To explain the incidence of earthquakes around the Pacific Rim, we begin one of the central concepts of geology: that of plate tectonics. The Earth’s crust of solid rock is a relatively thin layer (5-50 km thick), while below there is the thick, hot layer known as the mantle. The mantle, although very hot, is considered solid, owing to the great pressure on it. Although it is considered solid, it deforms and flows on long time scales. This allows the Earth’s crust to slowly move. Huge sections of the crust, called tectonic plates, stay together but move relative to other plates. Many plates are continent-sized, but some are smaller, and most move about 1-2 cm per year.
Interesting things happen at the boundaries between crustal plates. They move relative to one another, so in some places they are moving apart, in some they are converging, or moving together, and in some they are sliding past one another, going in opposite directions. Where plates are moving apart, new crust forms from the upwelling of mantle rock to fill in the gap. As hot mantle rock approaches Earth’s surface and experiences less pressure, it melts and the resulting lava wells up and forms new crust. This is occurring in Africa’s Great Rift Valley and in the mid-Atlantic ridge, of which Iceland is a part.
The Pacific Ocean sits mostly on top of a single plate, the Pacific Plate. Most of the boundaries of the Pacific Plate are convergent, meaning plates are moving toward one another. Essentially, all of the surrounding continents are encroaching on the Pacific Plate. Something has to happen to the crust at a convergent boundary! When oceanic crust meets continental crust, it subducts beneath it. That means the crust of the ocean floor bends downward, and as the plates continue to push together, it moves down and down into the mantle and becomes part of the mantle rock. Some areas around the Pacific feature plates moving sideways with respect to one another. The San Andreas fault system in California and Mexico is this kind of boundary.
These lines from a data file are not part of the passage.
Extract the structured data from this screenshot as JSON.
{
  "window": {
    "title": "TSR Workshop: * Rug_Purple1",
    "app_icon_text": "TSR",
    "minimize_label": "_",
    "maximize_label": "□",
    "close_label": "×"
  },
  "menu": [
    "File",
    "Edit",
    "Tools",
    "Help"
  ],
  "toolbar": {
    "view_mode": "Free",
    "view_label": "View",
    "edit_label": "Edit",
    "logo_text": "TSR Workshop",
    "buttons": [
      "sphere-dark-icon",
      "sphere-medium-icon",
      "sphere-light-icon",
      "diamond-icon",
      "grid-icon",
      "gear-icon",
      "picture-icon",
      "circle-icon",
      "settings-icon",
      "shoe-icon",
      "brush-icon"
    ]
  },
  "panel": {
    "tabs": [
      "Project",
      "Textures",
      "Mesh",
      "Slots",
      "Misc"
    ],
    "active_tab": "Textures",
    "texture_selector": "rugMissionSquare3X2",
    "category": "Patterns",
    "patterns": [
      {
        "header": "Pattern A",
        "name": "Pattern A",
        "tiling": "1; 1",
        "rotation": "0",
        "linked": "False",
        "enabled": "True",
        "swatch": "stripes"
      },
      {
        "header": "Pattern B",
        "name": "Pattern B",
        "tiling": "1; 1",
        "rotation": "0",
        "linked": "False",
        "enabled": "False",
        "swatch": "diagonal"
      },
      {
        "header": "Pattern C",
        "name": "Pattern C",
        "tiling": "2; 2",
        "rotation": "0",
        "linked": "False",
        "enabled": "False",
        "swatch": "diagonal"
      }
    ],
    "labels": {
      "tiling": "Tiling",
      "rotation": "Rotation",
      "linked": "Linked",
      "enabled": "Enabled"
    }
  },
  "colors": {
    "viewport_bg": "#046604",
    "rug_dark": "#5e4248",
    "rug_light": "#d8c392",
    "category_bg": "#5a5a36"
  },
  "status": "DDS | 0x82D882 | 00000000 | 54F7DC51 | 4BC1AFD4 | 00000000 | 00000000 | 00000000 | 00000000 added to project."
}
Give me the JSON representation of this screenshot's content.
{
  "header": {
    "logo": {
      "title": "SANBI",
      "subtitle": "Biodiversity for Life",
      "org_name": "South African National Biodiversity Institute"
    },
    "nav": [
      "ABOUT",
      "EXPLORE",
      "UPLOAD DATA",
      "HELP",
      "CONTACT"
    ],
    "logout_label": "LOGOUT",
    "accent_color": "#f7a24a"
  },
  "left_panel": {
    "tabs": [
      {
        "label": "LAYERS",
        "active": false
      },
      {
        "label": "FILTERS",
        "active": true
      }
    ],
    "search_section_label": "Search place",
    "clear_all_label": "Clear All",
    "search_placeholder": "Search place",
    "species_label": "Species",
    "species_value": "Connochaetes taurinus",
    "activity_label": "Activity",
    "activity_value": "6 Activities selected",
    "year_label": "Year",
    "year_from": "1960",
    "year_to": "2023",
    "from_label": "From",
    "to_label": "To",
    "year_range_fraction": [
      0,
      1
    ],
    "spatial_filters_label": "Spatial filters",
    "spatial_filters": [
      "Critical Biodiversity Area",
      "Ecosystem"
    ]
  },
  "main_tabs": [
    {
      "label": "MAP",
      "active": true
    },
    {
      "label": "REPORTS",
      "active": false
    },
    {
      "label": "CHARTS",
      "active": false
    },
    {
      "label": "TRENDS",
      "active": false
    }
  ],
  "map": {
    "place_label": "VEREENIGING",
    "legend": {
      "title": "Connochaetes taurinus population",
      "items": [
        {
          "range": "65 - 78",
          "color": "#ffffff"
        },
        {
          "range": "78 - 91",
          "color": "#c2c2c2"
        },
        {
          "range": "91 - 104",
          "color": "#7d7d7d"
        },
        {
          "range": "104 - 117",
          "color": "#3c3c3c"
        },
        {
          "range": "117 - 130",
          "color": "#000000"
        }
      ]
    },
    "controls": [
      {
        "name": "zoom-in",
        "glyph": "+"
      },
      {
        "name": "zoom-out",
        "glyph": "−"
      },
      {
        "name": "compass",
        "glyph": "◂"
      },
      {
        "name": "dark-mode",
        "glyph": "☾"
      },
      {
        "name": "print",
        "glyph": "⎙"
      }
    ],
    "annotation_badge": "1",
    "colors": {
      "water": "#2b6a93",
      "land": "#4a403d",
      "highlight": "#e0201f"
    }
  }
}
At all types of plate boundaries, we have rock pushing past other rock that is moving in the opposite direction. Most of the time, friction keeps the solid rocks from moving easily past one another. The rocks remain connected but bend, or deform, as rock to which they are attached continues moving. Strain builds up as the rocks are deformed more and more. When the energy associated with the strain is greater than would be needed to break the rocks outright, the rocks break. Significant motion occurs and a lot of energy is released as rocks “relax” to their undeformed state. This is an earthquake.
In short, the reason there are frequent earthquakes all around the Pacific Rim is that the boundaries of the Pacific Plate underlie this region, and plate boundaries are where earthquakes typically occur, because of the buildup of strain as rocks move in different directions.